В шесть часов утра где-то, на окраине парка, начинает звонить колокол. Не торопясь, один за другим, в тишину падают назойливые удары — десять, тридцать; однажды я насчитал девяносто два удара, другой раз — семьдесят восемь. В колокол бьёт сутулый, волосатый старик с вывернутыми ногами, похожий на гнома, одетый в рубище. Смешно видеть, когда он, вечером, обходит парк с дрянным ружьём в руках, едва передвигая ноги, глядя в землю.

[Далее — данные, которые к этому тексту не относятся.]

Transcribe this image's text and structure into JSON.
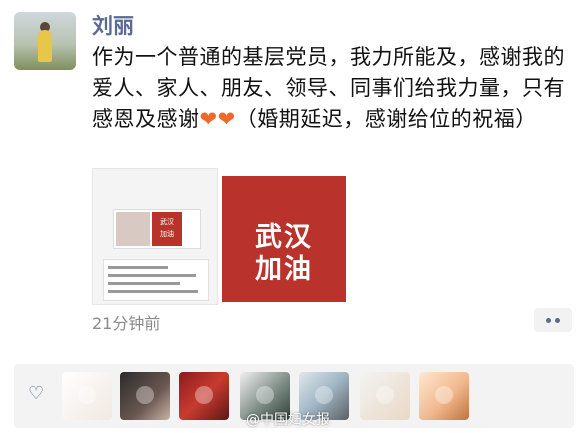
{
  "post": {
    "username": "刘丽",
    "text_before_hearts": "作为一个普通的基层党员，我力所能及，感谢我的爱人、家人、朋友、领导、同事们给我力量，只有感恩及感谢",
    "hearts": "❤❤",
    "text_after_hearts": "（婚期延迟，感谢给位的祝福）",
    "time": "21分钟前"
  },
  "images": {
    "right_poster": {
      "line1": "武汉",
      "line2": "加油"
    },
    "left_screenshot": {
      "card_label_1": "武汉",
      "card_label_2": "加油"
    }
  },
  "icons": {
    "like": "heart-outline-icon",
    "more": "more-dots-icon"
  },
  "watermark": "@中国妇女报",
  "colors": {
    "name": "#5a6a93",
    "poster_red": "#b9322c",
    "heart": "#ee6a2b"
  }
}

С последним ударом колокола на дорожках парка являются девицы и бабы, — все из Орловской губернии, малорослые, скуластые, с маленькими глазами, очень похожие одна на другую. С лопатами, граблями и садовыми ножницами в красных лапах, они расходятся по парку группами, по три, по пяти, и начинают работать.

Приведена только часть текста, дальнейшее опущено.